Title: Propositions-as-Types and Shared State
Speaker: Pedro Rocha, NOVA LINCS, FCT/NOVA
When: Monday, September 27, 14h00
Where: FCUL, room 6.3.27
Abstract: Modern software construction depends on imperative state, state sharing, and concurrency. Still, safely programming with state, aliasing and concurrency has always been considered a significant challenge. While the foundation of type systems for the functional core of programming languages often builds on the proposition-as-types correspondence, automatically ensuring strong safety and liveness properties, imperative features have mostly been handled by extra-logical constructions. In this work, we develop a principled integration of shared mutable state into a propositions-as-types linear logic interpretation of a session-based concurrent programming language.
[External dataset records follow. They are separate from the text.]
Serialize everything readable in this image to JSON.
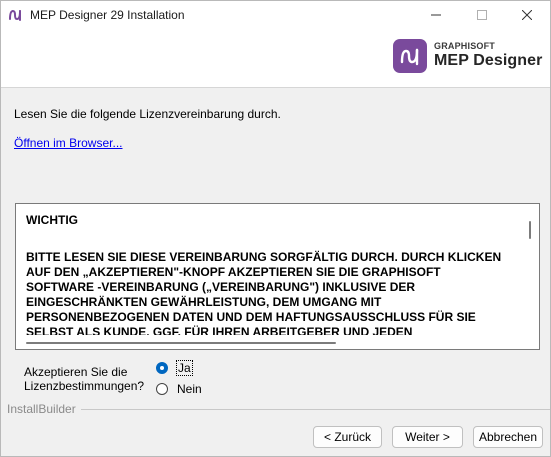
{
  "window": {
    "title": "MEP Designer 29 Installation",
    "app_icon": "mep-designer-icon",
    "controls": {
      "minimize": "—",
      "maximize": "☐",
      "close": "✕"
    }
  },
  "header": {
    "logo_icon": "mep-designer-logo-icon",
    "brand_small": "GRAPHISOFT",
    "brand_big": "MEP Designer",
    "logo_color": "#7a4a9c"
  },
  "main": {
    "instruction": "Lesen Sie die folgende Lizenzvereinbarung durch.",
    "open_browser_link": "Öffnen im Browser...",
    "license": {
      "heading": "WICHTIG",
      "lines": [
        "BITTE LESEN SIE DIESE VEREINBARUNG SORGFÄLTIG DURCH. DURCH KLICKEN",
        "AUF DEN „AKZEPTIEREN\"-KNOPF AKZEPTIEREN SIE DIE GRAPHISOFT",
        "SOFTWARE -VEREINBARUNG („VEREINBARUNG\") INKLUSIVE DER",
        "EINGESCHRÄNKTEN GEWÄHRLEISTUNG, DEM UMGANG MIT",
        "PERSONENBEZOGENEN DATEN UND DEM HAFTUNGSAUSSCHLUSS FÜR SIE",
        "SELBST ALS KUNDE, GGF. FÜR IHREN ARBEITGEBER UND JEDEN"
      ]
    },
    "accept": {
      "label_line1": "Akzeptieren Sie die",
      "label_line2": "Lizenzbestimmungen?",
      "options": [
        {
          "label": "Ja",
          "selected": true
        },
        {
          "label": "Nein",
          "selected": false
        }
      ]
    }
  },
  "footer": {
    "brand": "InstallBuilder",
    "buttons": {
      "back": "< Zurück",
      "next": "Weiter >",
      "cancel": "Abbrechen"
    }
  },
  "colors": {
    "accent": "#0067c0",
    "link": "#0000ee",
    "background": "#f0f0f0"
  }
}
Our system crucially builds on the integration of nondeterminism and sharing, inspired by logical rules of differential linear logic, and ensures session fidelity, progress, confluence and normalisation, while being able to handle first-class shareable reference cells storing any persistent object. We illustrate the expressiveness of our language with examples highlighting detailed features, up to simple shareable concurrent ADTs. This is joint work with Luís Caires.
Bio: Pedro is a final-year PhD student, supervised by Luís Caires, in Computer Science at the NOVA School of Science and Technology / NOVA LINCS. Pedro got his Master in Electrical and Computer Engineering from Faculty of Engineering of University of Porto (FEUP). He won the prize Asea Brown Boveri, granted to the student with the highest rank dissertation of FEUP, and merit scholarships attributed during the years 2010-2012, granted to the top 12 students of the University of Porto. Before enrolling in the PhD program he worked for 2 years with Synopsys as an R&D engineer.